Toutes les têtes se tournèrent vers la porte. Kol était rentré, et il tenait Ben fermement par l'épaule. Le jeune humain transpirait la peur à plein nez. Il était toujours tâché du sang qui avait coulé de son nez suite au coup de poing qu'il s'était reçu par Jeremy.
« Combien de temps notre invité va-t-il rester ? » demanda Kol, qui arborait un sourire en coin.
« Indéterminé. » dit soudainement Elijah.
Il semblait calme extérieurement, mais Kol connaissait suffisamment son grand frère pour savoir que sous ce calme olympien régnait une colère bien plus grande encore. Lorsque cette colère sera libérée, Ben allait regretter amèrement ce qu'il avait fait pour Grayson Gilbert.
« Bonnie a fait préparer une chambre d'où il ne pourra pas sortir. » dit Sage.
« Allons-y ! » dit Kol.
Il fit une légère pression sur l'épaule de Ben, qui grimaça de douleur et l'instant d'après, Kol s'était éclipsé hors de la pièce avec l'humain.
« Je vais le tuer ! » gronda Elijah.
« Calmes-toi mon frère. » lui dit Klaus. « La torture est bien plus satisfaisante. »
« Il ne tiendra pas cinq minutes. » ne pu s'empêcher de dire Finn.
« Nous verrons ! » dit Elijah.
Quelques minutes plus tard, Rebekah entra dans la bibliothèque.
« Vicky est avec nous. » annonça-t-elle.
« Parfait ! » dit Klaus. « On reprendra demain matin, la soirée a été longue. »
Les autres ne purent qu'acquiescer, et ne restait dans la bibliothèque que Caroline et Klaus. Ce dernier se rapprocha d'elle, la souleva du canapé dans lequel elle s'était à moitié endormie.
« Il est temps d'aller au lit, Trésor. » dit-il en la calant contre lui, la portant comme une mariée.
« Avec toi ! » marmonna-t-elle.
« C'est ce que j'avais l'intention de faire. » dit-il en sortant de la bibliothèque.
Arrivé au niveau des escaliers, Klaus raffermit sa prise sur Caroline et s'éclipsa jusque dans sa chambre.
« Je te dépose dans la salle de bain ? » demanda Klaus.
« Hum hum ! » acquiesça Caroline, dont la proximité du vampire la maintint plus éveillée que jamais. « On a pas pensé à passer chez moi pour prendre du rechange. »

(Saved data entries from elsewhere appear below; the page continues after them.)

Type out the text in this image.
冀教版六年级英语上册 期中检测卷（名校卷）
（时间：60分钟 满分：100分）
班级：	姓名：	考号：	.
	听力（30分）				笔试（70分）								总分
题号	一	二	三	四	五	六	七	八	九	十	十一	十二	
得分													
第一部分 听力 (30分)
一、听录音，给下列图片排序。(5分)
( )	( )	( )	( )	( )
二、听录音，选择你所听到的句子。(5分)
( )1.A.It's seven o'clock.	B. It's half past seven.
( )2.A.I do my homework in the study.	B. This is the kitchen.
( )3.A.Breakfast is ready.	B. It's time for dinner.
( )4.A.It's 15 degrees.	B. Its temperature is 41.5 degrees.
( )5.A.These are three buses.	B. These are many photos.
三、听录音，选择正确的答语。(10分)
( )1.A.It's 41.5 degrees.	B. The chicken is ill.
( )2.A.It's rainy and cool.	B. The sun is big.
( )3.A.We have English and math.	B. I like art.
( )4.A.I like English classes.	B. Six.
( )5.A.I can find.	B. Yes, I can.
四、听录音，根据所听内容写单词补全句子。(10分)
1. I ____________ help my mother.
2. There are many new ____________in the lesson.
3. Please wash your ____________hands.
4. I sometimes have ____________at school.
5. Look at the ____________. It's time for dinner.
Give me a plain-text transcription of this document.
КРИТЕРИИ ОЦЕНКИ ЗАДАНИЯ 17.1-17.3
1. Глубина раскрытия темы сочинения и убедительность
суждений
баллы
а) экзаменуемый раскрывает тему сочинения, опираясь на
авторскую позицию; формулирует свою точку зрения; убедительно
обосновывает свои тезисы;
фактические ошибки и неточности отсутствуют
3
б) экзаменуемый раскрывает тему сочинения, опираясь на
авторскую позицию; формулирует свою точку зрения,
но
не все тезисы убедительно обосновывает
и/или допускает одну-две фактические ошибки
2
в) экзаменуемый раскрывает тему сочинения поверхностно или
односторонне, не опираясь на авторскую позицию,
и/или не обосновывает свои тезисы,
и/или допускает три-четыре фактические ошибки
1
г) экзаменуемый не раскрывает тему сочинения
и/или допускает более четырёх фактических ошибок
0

« Je vais aller voir Rebekah pour qu'elle te prête quelque chose. » dit-il en la déposant sur ses jambes.
« Je ne veux pas porter les vêtements de Rebekah. » dit-elle en tirant sur son pull. « Soit tu me prêtes un truc à toi pour dormir, soit je dors toute nue. »
« Tu n'oserais pas. » dit-il, pas très sûr de lui.
« Tu veux parier ? » demanda-t-elle, espiègle. « Je vais aller dans la salle de bain, et quand j'en ressortirais soit tu me passes un t-shirt, soit je dors nue. »
Elle l'empêcha de répondre par un baiser, et alla s'enfermer dans la salle de bain non sans glousser. N'ayant pas l'ouïe d'un vampire, elle ne pouvait pas entendre ce que faisait Klaus dans l'autre pièce, mais elle-même se sentait légèrement fébrile. Elle allait dormir avec Klaus, et elle avait très envie de faire plus. Avant de sortir de la salle d'eau cinq minutes plus tard, elle souffla un bon coup et ouvrit la porte. La chaleur qui fut diffusée par la cheminée la surpris, mais elle ne s'en plaignit pas.
« Klaus, si je n'ai pas ton t-shirt entre les mains dans cinq secondes je me mets toute nue. » dit-elle à voix haute.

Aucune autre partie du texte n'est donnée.